Supply of potable drinking water has been a top priority of Central and State governments. Following are the highlights of these initiatives;
- Constant efforts have been made in this direction starting from the Bhore Committee in 1946 to Accelerated Rural Water Supply Programme (1972), & ‘Swajal Dhara’ scheme (1999) by empowering & involving local communities in tacking water and sanitation issues.
- In 1981 Government of India launched international Water Supply & Sanitation Decade (81 – 90) Programme with one of targets being 100 % coverage of Rural & urban population with safe drinking water supply facilities.
- ‘Bharat Nirman’ was a flagship programme of the Central Government which created the required infrastructure to provide good quality water to rural households. Rural drinking water was one of six components of Bharat Nirman.
- National Rural Drinking Water Programme (NRDWP) aims at assisting States in providing adequate & safe drinking water to rural population in the country. In 2018-19, the scheme was allocated Rs. 7,000 crore and the Ministry is aspiring to achieve ‘Har Ghar Jal’ by 2030, in line with UN’s Sustainable Development Goals.
- Earlier, drinking water to rural population has been provided through hand pump, tube wells & piped water supply, but now the thrust area is preferably through a balanced mix of sustainable surface & groundwater based resources.
- Piped Water Supply (PWS) : Till 6 January 2019, 18 % of rural households had been provided with Piped Water Supply (PWS) household connections.
- Some States have provided piped water to more than half of rural households while others such as Uttar Pradesh & Bihar have minimal (Less than 5%) piped water coverage. The central government aims to cover 90 percent of rural households with tap connections by 2022.
- A pilot project in the name of “Swajal” that is designed as a demand driven & community Centred programme to provide sustainable access to drinking water to people in rural areas. Swajal was originally launched in the year 2018 in six States of Bihar, Maharashtra, Madhya Pradesh, Uttar Pradesh, Uttarakhand & Rajasthan. Later it was extended to all the 112 aspirational districts identified by NITI Aayog.

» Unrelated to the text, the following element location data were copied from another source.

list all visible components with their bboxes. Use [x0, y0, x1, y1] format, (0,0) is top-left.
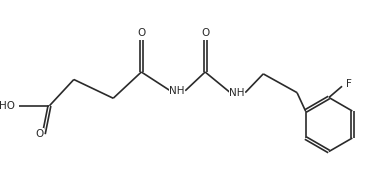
Text: F: F	[346, 79, 352, 89]
Text: NH: NH	[229, 88, 245, 98]
Text: O: O	[137, 28, 146, 38]
Text: NH: NH	[169, 86, 185, 96]
Text: O: O	[201, 28, 209, 38]
Text: O: O	[35, 129, 43, 139]
Text: HO: HO	[0, 101, 15, 111]
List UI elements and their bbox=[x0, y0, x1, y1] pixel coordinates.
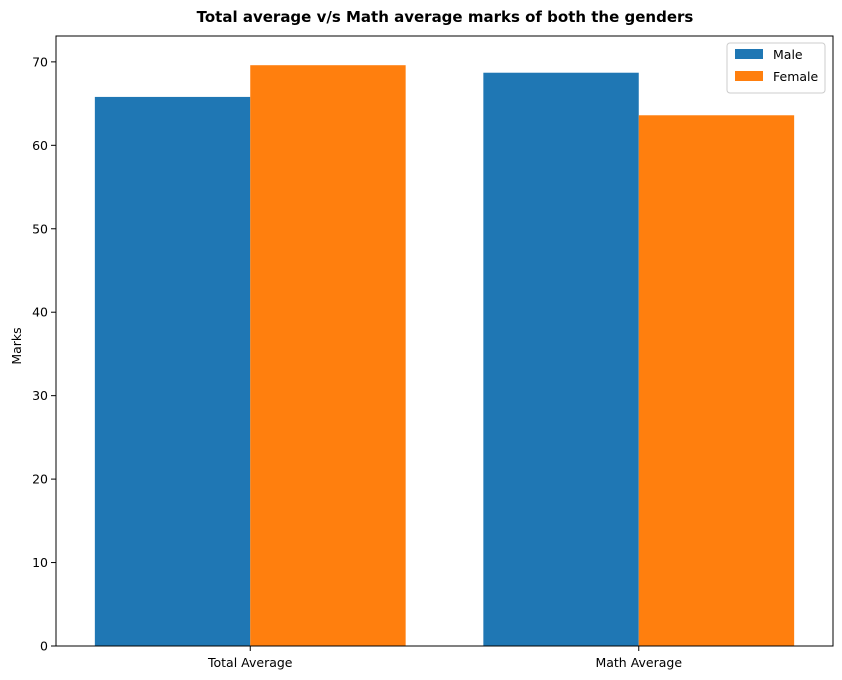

- Atal Bhujal Yojana: Central Government has come up with a Rs. 6,000 crore World Bank aided scheme with community participation to ensure sustained groundwater management. in overexploited & ground water stressed areas in seven states.
- In March 2017, the Ministry of Drinking Water and Sanitation started a new sub-programme under NRDWP known as National Water Quality Sub-Mission (NWQSM). The Sub-programme aims to address urgent need for providing clean drinking water in already identified 28,000 arsenic & fluoride affected habitations.
- To further strengthen the community participation in the drinking water supply for the sustainability, National Rural Drinking Water Quality Monitoring & Surveillance has been launched in February, 2006 under which 5 persons in each Gram Panchayat are to be trained to carry out regular surveillance of drinking water sources for which 10 % financial assistance including water testing kits, are provided by Government.
Recent Central government programmes related to Water
Jal Shakti Abhiyan
- The Jal Shakti Abhiyan (JSA) is a time-bound, mission-mode water conservation campaign.
- The JSA will run in two Phases: Phase 1 from 1st July to 15th September 2019 for all States and Union Territories; and Phase 2 from 1st October to 30th November 2019 for States and UTs receiving the retreating monsoon (Andhra Pradesh, Karnataka, Puducherry and Tamil Nadu).
- During the campaign, officers, groundwater experts and scientists from the Government of India will work together with state and district officials in India’s most water-stressed districts for water conservation and water resource management by focusing on accelerated implementation of five target intervention.
- The JSA aims at making water conservation a Jan Andolan through asset creation and extensive communication.